Mend what is broken. Athletes (and especially their managers and coaches) understand that is nearly impossible to perform at peak capacity when injured, and so will take time to properly rehabilitate an injury. Similarly, military strategists will seek to fortify any weak points in their defenses. We see this idea play out over and over again in our lives, but yet we will often try to endure spiritual struggles while spiritually crippled. We want to fight Satan by our own strength. We don’t rely on the word of God. We don’t evaluate our own spiritual weaknesses and take steps to strengthen them. That is a recipe for spiritual disaster. We need to be honest with ourselves, evaluate our needs, and work to improve them so that we are better able to face the hardships before us.
Look out for others. The writer said, “See to it that no one fails to obtain the grace of God.” We will ultimately give an answer for ourselves, but we aren’t in this fight by ourselves. There are others fighting side-by-side with us, and we need to look out for them, because we want them to overcome hardship the same as us. It is easy for us to become discouraged—to become bitter—in the fight. If that “root of bitterness” springs up, one casualty of war may have a ripple effect and cause many to fall short of God’s grace.
Don’t let short-term fixes jeopardize long-term success. We are reminded of Esau, who sold his birthright for a single meal because he was hungry. His desire for a short-term fix ultimately ruined his long-term success. There was no way for him to get back the birthright, and he was unable to inherit the blessing. These Christians could have yielded to the hardship and gone back to the law of Moses, but at what cost? There are decisions that we could make that would certainly make our lives easier as opposed to standing firm for the Lord, but what would that compromise result in later on?

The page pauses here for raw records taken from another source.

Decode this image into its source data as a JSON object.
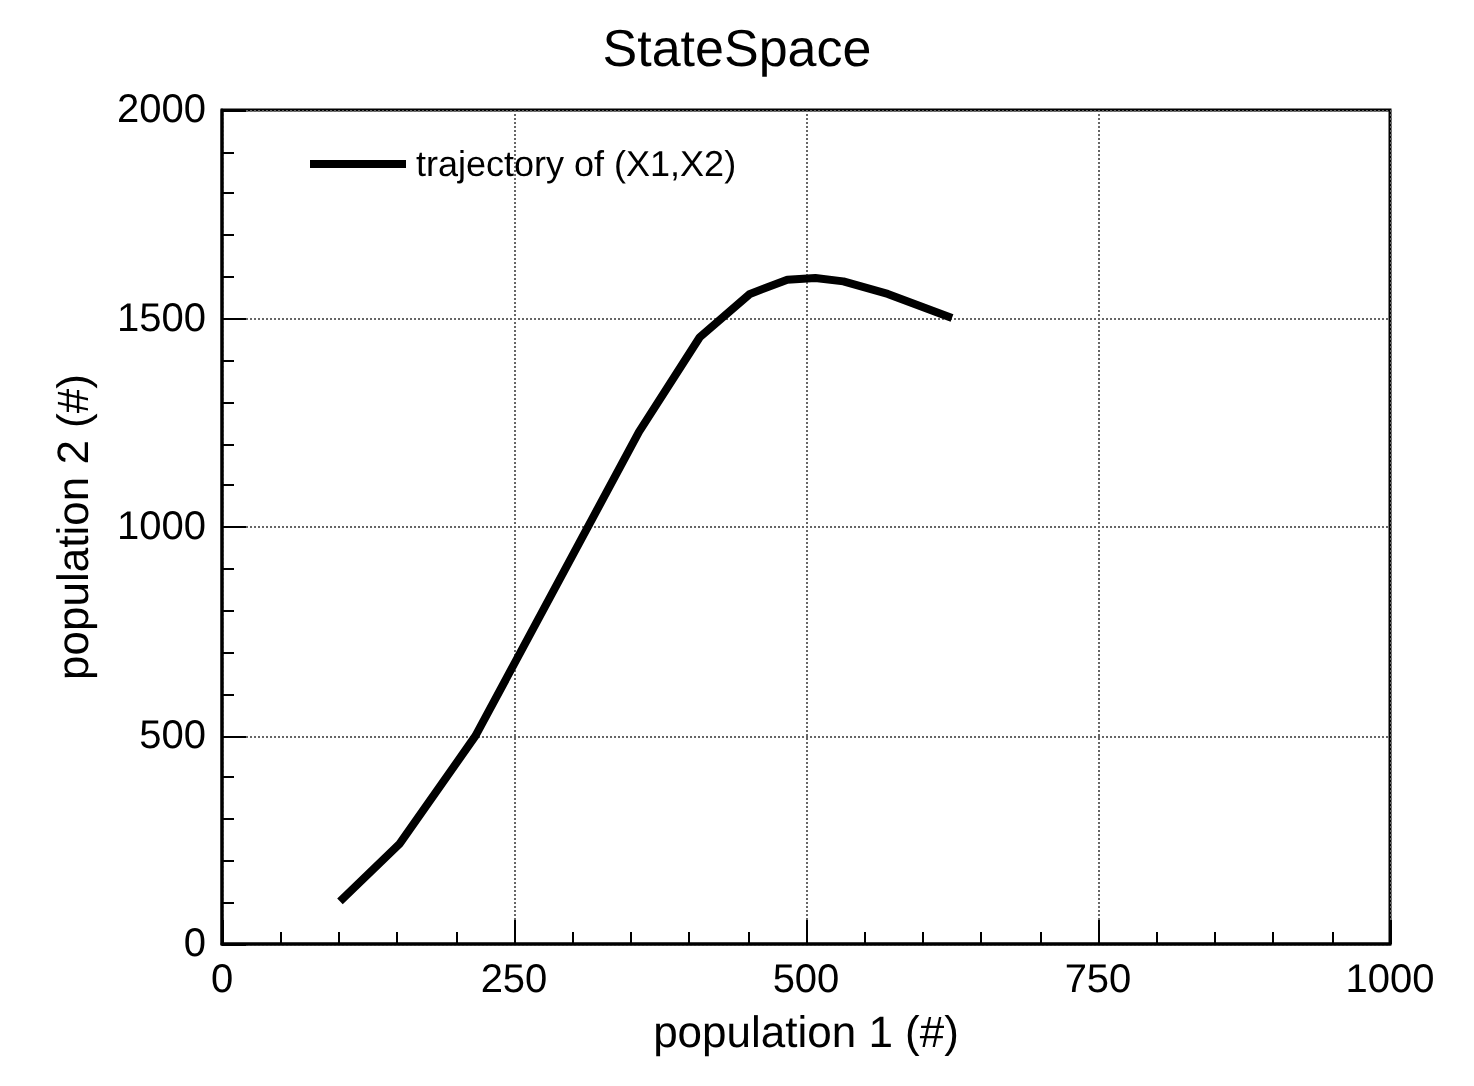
{
  "chart_data": {
    "type": "line",
    "title": "StateSpace",
    "xlabel": "population 1 (#)",
    "ylabel": "population 2 (#)",
    "series": [
      {
        "name": "trajectory of (X1,X2)",
        "color": "#000000",
        "x": [
          101,
          152,
          217,
          357,
          409,
          452,
          484,
          508,
          532,
          570,
          625
        ],
        "values": [
          102,
          240,
          499,
          1228,
          1455,
          1559,
          1593,
          1597,
          1589,
          1559,
          1501
        ]
      }
    ],
    "xlim": [
      0,
      1000
    ],
    "xticks": [
      0,
      250,
      500,
      750,
      1000
    ],
    "ylim": [
      0,
      2000
    ],
    "yticks": [
      0,
      500,
      1000,
      1500,
      2000
    ],
    "grid": true,
    "legend": "top left",
    "marker": "none",
    "line_style": "solid"
  }
}
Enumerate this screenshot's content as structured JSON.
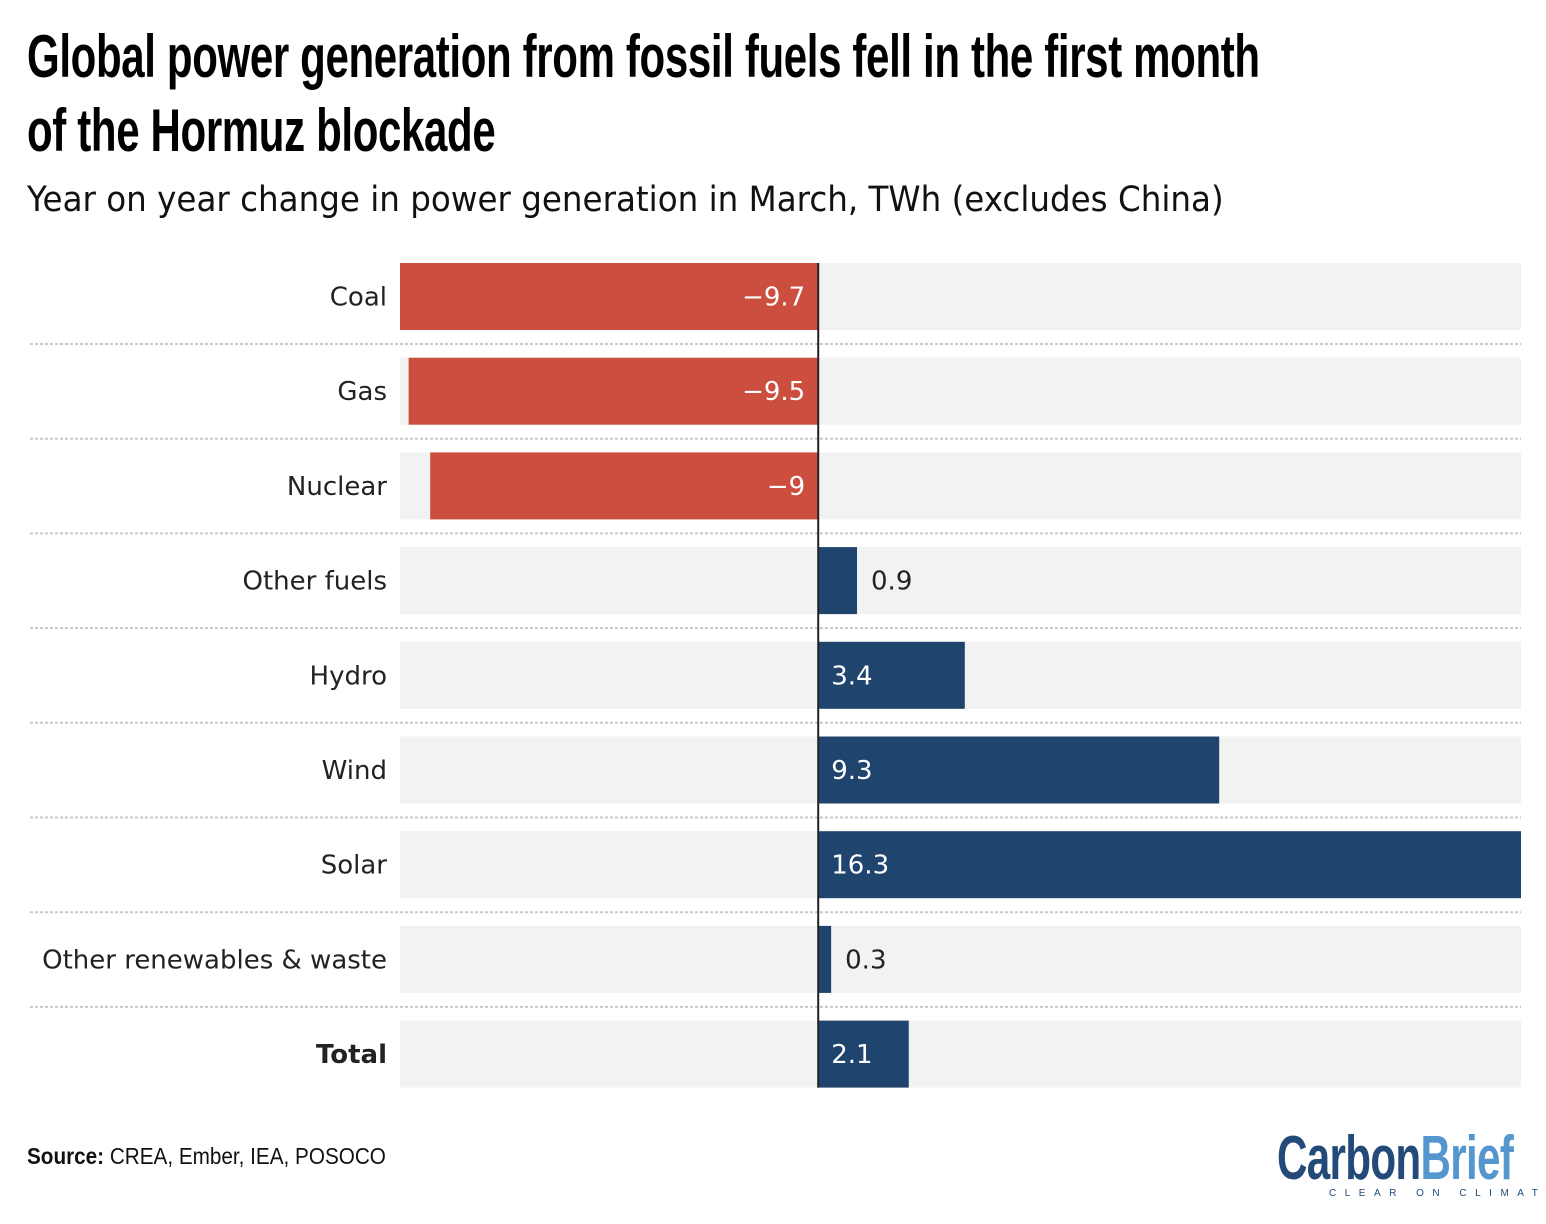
{
  "title_lines": [
    "Global power generation from fossil fuels fell in the first month",
    "of the Hormuz blockade"
  ],
  "subtitle": "Year on year change in power generation in March, TWh (excludes China)",
  "source_label": "Source:",
  "source_text": " CREA, Ember, IEA, POSOCO",
  "logo": {
    "part1": "Carbon",
    "part2": "Brief",
    "tagline": "CLEAR ON CLIMATE",
    "color1": "#234a78",
    "color2": "#5596cf"
  },
  "chart_data": {
    "type": "bar",
    "orientation": "horizontal",
    "categories": [
      "Coal",
      "Gas",
      "Nuclear",
      "Other fuels",
      "Hydro",
      "Wind",
      "Solar",
      "Other renewables & waste",
      "Total"
    ],
    "values": [
      -9.7,
      -9.5,
      -9,
      0.9,
      3.4,
      9.3,
      16.3,
      0.3,
      2.1
    ],
    "data_labels": [
      "−9.7",
      "−9.5",
      "−9",
      "0.9",
      "3.4",
      "9.3",
      "16.3",
      "0.3",
      "2.1"
    ],
    "bold_categories": [
      "Total"
    ],
    "xlim": [
      -9.7,
      16.3
    ],
    "colors": {
      "negative": "#cc4e3e",
      "positive": "#1f446e",
      "background": "#f2f2f2"
    },
    "grid": false,
    "title": "",
    "xlabel": "",
    "ylabel": ""
  }
}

Remember the goal. Hebrews 12 began with the example of Jesus, “who for the joy that was set before him endured the cross.” The writer of Hebrews reminds us that ultimately, we have something set before us: the city of the living God. We must remember that goal every day, and remember that an eternity with God outweighs all the hardship it might take to get us, and remember that it might be the hardship that helps us get there when we overcome it.